Bactrim and keflex are used to treat bacterial infections such as ear infections, bronchitis, pneumonia, bladder and kidney infection, traveler’s diarrhea, intestinal disorders and some skin infections. They work by blocking the synthesis of nucleic acids and proteins needed by bacteria to grow and spread.
Bactrim contains the antibiotics sulfamethoxazole and trimethoprim. It is a sulfa drug that works by competitively inhibiting the synthesis of folic acid, an essential ingredient in bacterial cell walls.
Bactrim has been known to cause serious side effects when taken in large amounts. If you take more than the prescribed dose, contact your doctor or the Poisons Information Centre (telephone 13 11 26) immediately.

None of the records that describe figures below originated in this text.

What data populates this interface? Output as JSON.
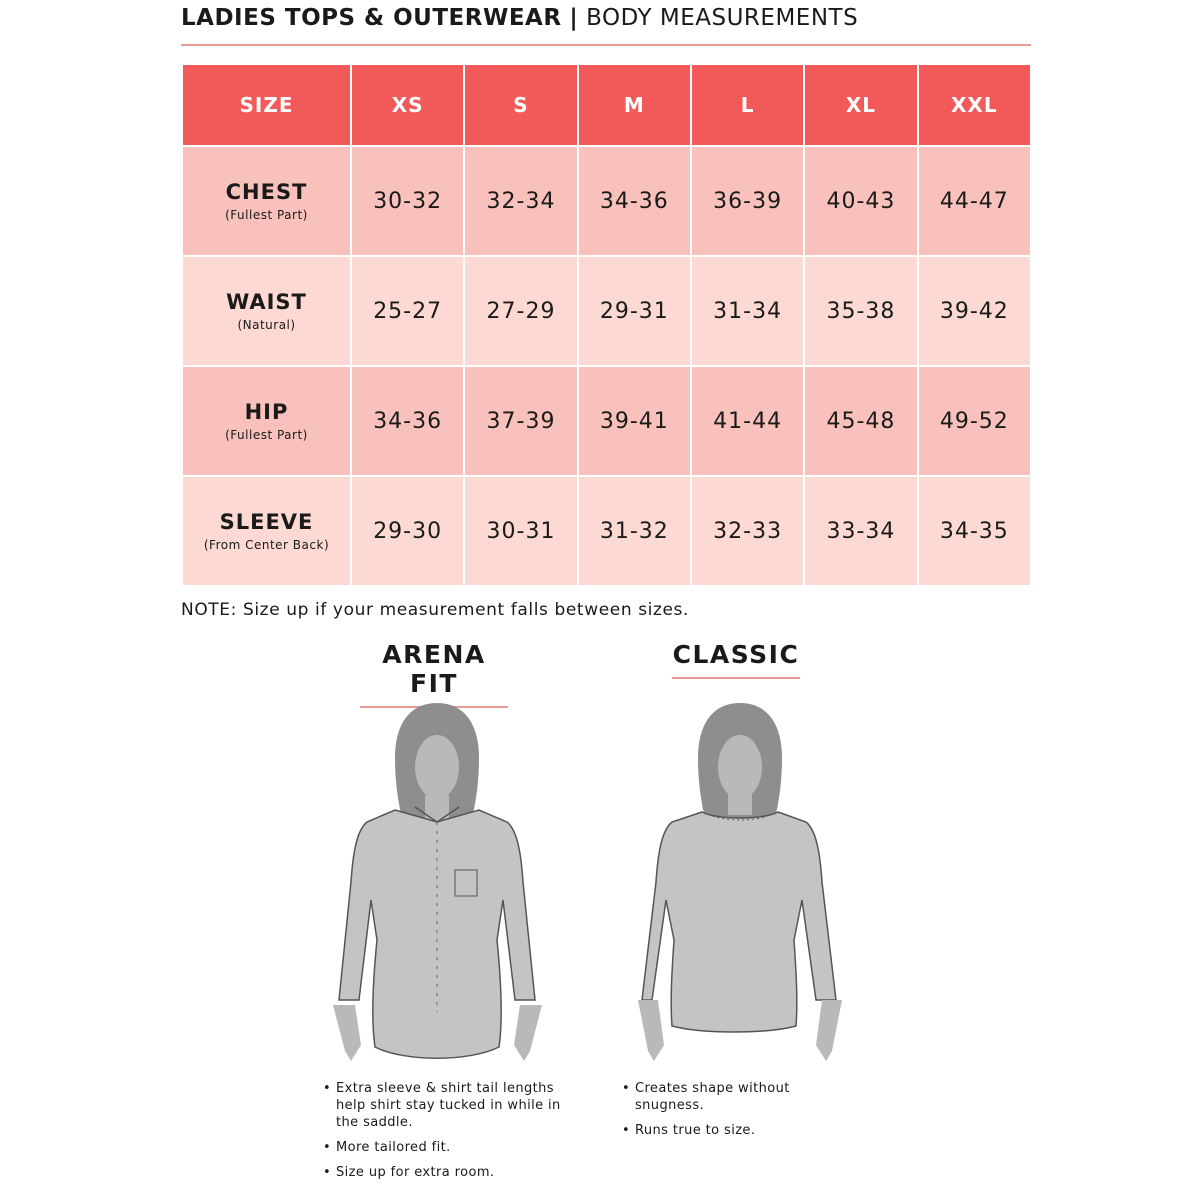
{
  "header": {
    "title_bold": "LADIES TOPS & OUTERWEAR",
    "separator": "|",
    "title_light": "BODY MEASUREMENTS"
  },
  "colors": {
    "header": "#f25a5a",
    "row_dark": "#f8c1bb",
    "row_light": "#fcd9d3",
    "accent_rule": "#e89a96"
  },
  "table": {
    "columns": [
      "SIZE",
      "XS",
      "S",
      "M",
      "L",
      "XL",
      "XXL"
    ],
    "rows": [
      {
        "label": "CHEST",
        "sub": "(Fullest Part)",
        "values": [
          "30-32",
          "32-34",
          "34-36",
          "36-39",
          "40-43",
          "44-47"
        ]
      },
      {
        "label": "WAIST",
        "sub": "(Natural)",
        "values": [
          "25-27",
          "27-29",
          "29-31",
          "31-34",
          "35-38",
          "39-42"
        ]
      },
      {
        "label": "HIP",
        "sub": "(Fullest Part)",
        "values": [
          "34-36",
          "37-39",
          "39-41",
          "41-44",
          "45-48",
          "49-52"
        ]
      },
      {
        "label": "SLEEVE",
        "sub": "(From Center Back)",
        "values": [
          "29-30",
          "30-31",
          "31-32",
          "32-33",
          "33-34",
          "34-35"
        ]
      }
    ]
  },
  "note": "NOTE: Size up if your measurement falls between sizes.",
  "fits": [
    {
      "title": "ARENA FIT",
      "figure": "button-shirt-figure",
      "bullets": [
        "Extra sleeve & shirt tail lengths help shirt stay tucked in while in the saddle.",
        "More tailored fit.",
        "Size up for extra room."
      ]
    },
    {
      "title": "CLASSIC",
      "figure": "crewneck-figure",
      "bullets": [
        "Creates shape without snugness.",
        "Runs true to size."
      ]
    }
  ]
}
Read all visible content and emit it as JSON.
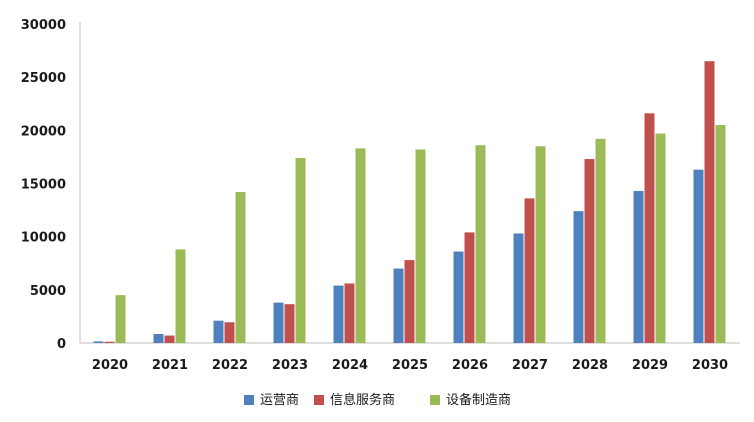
{
  "chart_data": {
    "type": "bar",
    "categories": [
      "2020",
      "2021",
      "2022",
      "2023",
      "2024",
      "2025",
      "2026",
      "2027",
      "2028",
      "2029",
      "2030"
    ],
    "series": [
      {
        "name": "运营商",
        "color": "#4f81bd",
        "values": [
          150,
          850,
          2100,
          3800,
          5400,
          7000,
          8600,
          10300,
          12400,
          14300,
          16300
        ]
      },
      {
        "name": "信息服务商",
        "color": "#c0504d",
        "values": [
          120,
          700,
          1950,
          3650,
          5600,
          7800,
          10400,
          13600,
          17300,
          21600,
          26500
        ]
      },
      {
        "name": "设备制造商",
        "color": "#9bbb59",
        "values": [
          4500,
          8800,
          14200,
          17400,
          18300,
          18200,
          18600,
          18500,
          19200,
          19700,
          20500
        ]
      }
    ],
    "ylim": [
      0,
      30000
    ],
    "yticks": [
      "0",
      "5000",
      "10000",
      "15000",
      "20000",
      "25000",
      "30000"
    ],
    "grid": false,
    "legend_position": "bottom"
  }
}
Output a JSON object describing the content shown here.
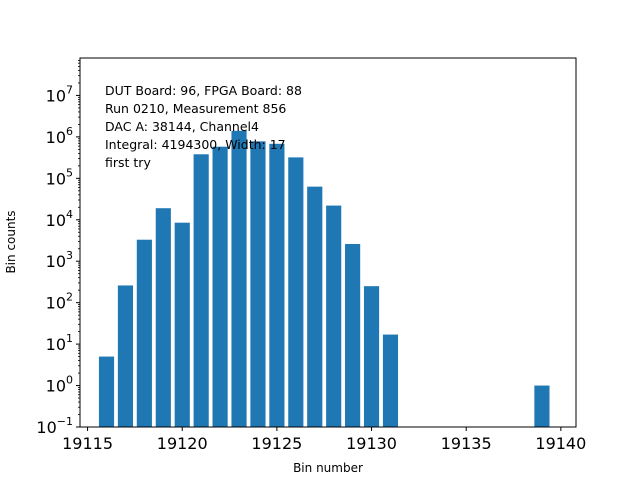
{
  "chart_data": {
    "type": "bar",
    "xlabel": "Bin number",
    "ylabel": "Bin counts",
    "y_scale": "log",
    "ylim": [
      0.1,
      80000000
    ],
    "xlim": [
      19114.6,
      19140.8
    ],
    "bar_width": 0.8,
    "bar_color": "#1f77b4",
    "x_ticks": [
      19115,
      19120,
      19125,
      19130,
      19135,
      19140
    ],
    "x_tick_labels": [
      "19115",
      "19120",
      "19125",
      "19130",
      "19135",
      "19140"
    ],
    "y_ticks": [
      {
        "base": "10",
        "exp": "−1",
        "value": 0.1
      },
      {
        "base": "10",
        "exp": "0",
        "value": 1
      },
      {
        "base": "10",
        "exp": "1",
        "value": 10
      },
      {
        "base": "10",
        "exp": "2",
        "value": 100
      },
      {
        "base": "10",
        "exp": "3",
        "value": 1000
      },
      {
        "base": "10",
        "exp": "4",
        "value": 10000
      },
      {
        "base": "10",
        "exp": "5",
        "value": 100000
      },
      {
        "base": "10",
        "exp": "6",
        "value": 1000000
      },
      {
        "base": "10",
        "exp": "7",
        "value": 10000000
      }
    ],
    "x": [
      19116,
      19117,
      19118,
      19119,
      19120,
      19121,
      19122,
      19123,
      19124,
      19125,
      19126,
      19127,
      19128,
      19129,
      19130,
      19131,
      19139
    ],
    "values": [
      5,
      260,
      3300,
      19000,
      8500,
      380000,
      580000,
      1400000,
      780000,
      680000,
      320000,
      63000,
      22000,
      2600,
      250,
      17,
      1
    ],
    "annotation_lines": [
      "DUT Board: 96, FPGA Board: 88",
      "Run 0210, Measurement 856",
      "DAC A: 38144, Channel4",
      "Integral: 4194300, Width: 17",
      "first try"
    ]
  }
}
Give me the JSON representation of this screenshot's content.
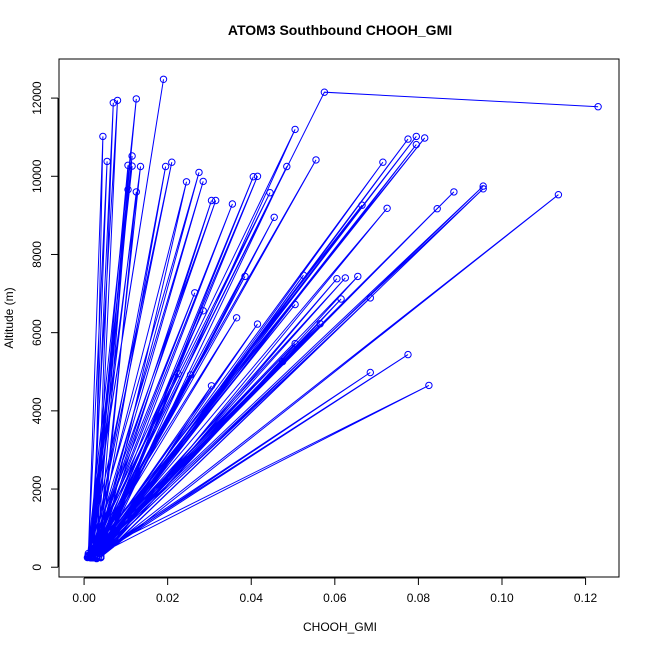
{
  "chart_data": {
    "type": "line",
    "title": "ATOM3 Southbound CHOOH_GMI",
    "xlabel": "CHOOH_GMI",
    "ylabel": "Altitude (m)",
    "xlim": [
      -0.006,
      0.128
    ],
    "ylim": [
      -250,
      13000
    ],
    "xticks": [
      0.0,
      0.02,
      0.04,
      0.06,
      0.08,
      0.1,
      0.12
    ],
    "xtick_labels": [
      "0.00",
      "0.02",
      "0.04",
      "0.06",
      "0.08",
      "0.10",
      "0.12"
    ],
    "yticks": [
      0,
      2000,
      4000,
      6000,
      8000,
      10000,
      12000
    ],
    "ytick_labels": [
      "0",
      "2000",
      "4000",
      "6000",
      "8000",
      "10000",
      "12000"
    ],
    "grid": false,
    "color": "#0000ff",
    "marker": "open-circle",
    "series": [
      {
        "x": [
          0.001,
          0.019,
          0.0008,
          0.0125,
          0.002,
          0.007,
          0.003,
          0.008,
          0.0015,
          0.0115,
          0.0025,
          0.0045,
          0.001,
          0.0055,
          0.002,
          0.0105,
          0.0035,
          0.0135,
          0.0012,
          0.0115,
          0.001,
          0.021,
          0.0018,
          0.0105,
          0.003,
          0.0195,
          0.002,
          0.0125,
          0.004,
          0.0245,
          0.0015,
          0.0285,
          0.0025,
          0.0275,
          0.001,
          0.0445,
          0.002,
          0.0305,
          0.003,
          0.0405,
          0.004,
          0.0505,
          0.0012,
          0.0555,
          0.002,
          0.0715,
          0.003,
          0.0775,
          0.0025,
          0.0795,
          0.002,
          0.0815,
          0.001,
          0.0665,
          0.003,
          0.0795,
          0.002,
          0.0955,
          0.004,
          0.1135,
          0.003,
          0.0955,
          0.002,
          0.0885,
          0.001,
          0.0845,
          0.002,
          0.0725,
          0.004,
          0.0605,
          0.003,
          0.0685,
          0.004,
          0.0655,
          0.001,
          0.0505,
          0.002,
          0.0305,
          0.004,
          0.0225,
          0.003,
          0.0255,
          0.002,
          0.0285,
          0.001,
          0.0365,
          0.002,
          0.0415,
          0.003,
          0.0525,
          0.004,
          0.0615,
          0.002,
          0.0505,
          0.0015,
          0.0625,
          0.003,
          0.0685,
          0.002,
          0.0475,
          0.003,
          0.0775,
          0.002,
          0.0825,
          0.001,
          0.0565,
          0.002,
          0.0385,
          0.003,
          0.0455,
          0.002,
          0.0265,
          0.001,
          0.0315,
          0.002,
          0.0355,
          0.003,
          0.0415,
          0.004,
          0.0485,
          0.002,
          0.0575,
          0.123
        ],
        "y": [
          350,
          12480,
          250,
          11980,
          300,
          11880,
          220,
          11940,
          280,
          10520,
          260,
          11020,
          300,
          10380,
          250,
          9660,
          270,
          10250,
          300,
          10260,
          260,
          10360,
          240,
          10280,
          270,
          10250,
          290,
          9600,
          260,
          9860,
          240,
          9870,
          280,
          10100,
          300,
          9580,
          260,
          9380,
          240,
          9990,
          270,
          11200,
          280,
          10420,
          250,
          10360,
          240,
          10950,
          260,
          11020,
          300,
          10980,
          280,
          9260,
          250,
          10810,
          240,
          9680,
          260,
          9530,
          250,
          9750,
          290,
          9600,
          260,
          9170,
          240,
          9180,
          270,
          7380,
          280,
          6890,
          250,
          7440,
          260,
          5720,
          270,
          4640,
          250,
          4950,
          240,
          4920,
          260,
          6560,
          300,
          6380,
          280,
          6220,
          250,
          7470,
          270,
          6860,
          240,
          6720,
          260,
          7400,
          280,
          4980,
          260,
          5260,
          270,
          5440,
          250,
          4650,
          300,
          6230,
          240,
          7440,
          260,
          8950,
          290,
          7020,
          260,
          9380,
          240,
          9290,
          280,
          10000,
          250,
          10250,
          260,
          12150,
          11780
        ]
      }
    ]
  }
}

Bactrim can cause diarrhoea, especially in children. If you have severe diarrhoea, tell your doctor or pharmacist.
Bactrim acts quickly and kills the bacteria causing the infection. The sulfa drugs stop the bacterial cells from producing proteins, and it also blocks two consecutive steps in the biosynthesis of nucleic acids necessary for cellular growth.
Bactrim is usually given to adults and older adolescents. It is not usually given to children under the age of 12 because it can be dangerous for them.
The usual dose of bactrim for adults and older adolescents is one tablet, taken by mouth every 6 hours. It should be taken as soon as possible after a meal.